As illustrated in Figure 10, the weakly cemented sandstone aquifer predominantly exhibits low productivity, with only a small area near the western flank of the 1301E working face showing slightly higher water abundance. For practical applications, integrated validation using borehole exploration and geophysical prospecting techniques is recommended. Strict adherence to coal mine safety protocols and operational standards is imperative to ensure mining safety.

6. Conclusions

This study addresses the prediction challenges of roof water hazards in weakly cemented mining areas of Northwest China by developing a CNN-BiLSTM hybrid neural network model, revealing the dynamic response mechanisms of aquifer water abundance under multifactorial synergies. Engineering validation at the 1301E working face of the Yili No. 1 Mine demonstrates three key findings:

(1)

The five-category controlling factor system (including aquifer burial depth and hydraulic conductivity), screened via the kriging interpolation and Pearson correlation coefficients, effectively quantifies the regulatory effects of fracture development and lithologic combinations in weakly cemented strata on water abundance;

(2)

The CNN-BiLSTM model achieves collaborative modeling of localized spatial features and global nonlinear relationships through deep integration of convolutional kernels (32 channels) and BiLSTM hidden layers (64 units), attaining test set prediction accuracy (RMSE = 1.57 × 10⁻³, R² = 0.9966) that improves by 85.2% over traditional FAHP methods, with 65.3% and 85.9% error reductions compared to the GA-BP and standalone CNN models, respectively;

(3)

The established three-tier water abundance zoning system (extremely weak/relatively weak/weak) achieves a 93.3% spatial consistency with field pumping test data, confirming the model’s engineering applicability under complex geological conditions.
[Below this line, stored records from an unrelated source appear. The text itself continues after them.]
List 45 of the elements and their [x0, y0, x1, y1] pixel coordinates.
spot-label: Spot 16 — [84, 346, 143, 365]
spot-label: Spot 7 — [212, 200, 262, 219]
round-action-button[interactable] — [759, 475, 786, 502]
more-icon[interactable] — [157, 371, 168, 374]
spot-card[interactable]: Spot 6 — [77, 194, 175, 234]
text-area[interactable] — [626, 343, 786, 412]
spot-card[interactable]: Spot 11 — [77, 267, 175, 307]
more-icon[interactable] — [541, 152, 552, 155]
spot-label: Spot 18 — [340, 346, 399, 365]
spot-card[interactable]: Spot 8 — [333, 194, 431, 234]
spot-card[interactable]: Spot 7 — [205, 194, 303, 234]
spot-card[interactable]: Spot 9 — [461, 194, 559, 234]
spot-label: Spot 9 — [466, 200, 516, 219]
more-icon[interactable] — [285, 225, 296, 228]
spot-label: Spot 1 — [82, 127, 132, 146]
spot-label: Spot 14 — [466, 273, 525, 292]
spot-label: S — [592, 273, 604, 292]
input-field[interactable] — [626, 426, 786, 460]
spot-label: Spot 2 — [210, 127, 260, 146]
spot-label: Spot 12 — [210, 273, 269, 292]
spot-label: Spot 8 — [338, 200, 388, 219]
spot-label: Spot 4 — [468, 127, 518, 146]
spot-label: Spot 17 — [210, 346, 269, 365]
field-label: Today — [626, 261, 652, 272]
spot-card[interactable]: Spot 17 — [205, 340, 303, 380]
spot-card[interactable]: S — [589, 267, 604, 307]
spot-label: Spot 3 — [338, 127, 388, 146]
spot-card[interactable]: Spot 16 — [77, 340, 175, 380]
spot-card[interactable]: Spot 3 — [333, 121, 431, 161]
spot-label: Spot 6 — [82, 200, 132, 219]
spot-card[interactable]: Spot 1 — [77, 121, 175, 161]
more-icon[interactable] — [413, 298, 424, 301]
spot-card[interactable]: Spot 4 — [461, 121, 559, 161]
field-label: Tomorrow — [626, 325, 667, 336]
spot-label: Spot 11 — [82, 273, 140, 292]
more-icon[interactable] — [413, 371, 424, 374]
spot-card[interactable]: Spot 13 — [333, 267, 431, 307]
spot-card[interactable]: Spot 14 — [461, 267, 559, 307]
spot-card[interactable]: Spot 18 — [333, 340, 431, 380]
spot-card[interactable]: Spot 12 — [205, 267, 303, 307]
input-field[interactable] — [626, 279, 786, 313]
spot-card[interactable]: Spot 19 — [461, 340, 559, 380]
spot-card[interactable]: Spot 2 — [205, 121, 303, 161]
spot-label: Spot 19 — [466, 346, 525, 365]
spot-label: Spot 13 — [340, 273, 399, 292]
The innovations of this study are twofold: (1) overcoming the limitations of traditional linear weighting methods to achieve dynamic characterization of multifactorial nonlinear synergies in water abundance prediction for weakly cemented strata; (2) establishing an engineering validation-oriented water abundance evaluation paradigm, providing a replicable technical framework for intelligent mine water hazard prevention. Future research will focus on multisource data integration, 3D geological model coupling, and real-time underground monitoring system development to further enhance the model’s engineering applicability and decision-support capabilities.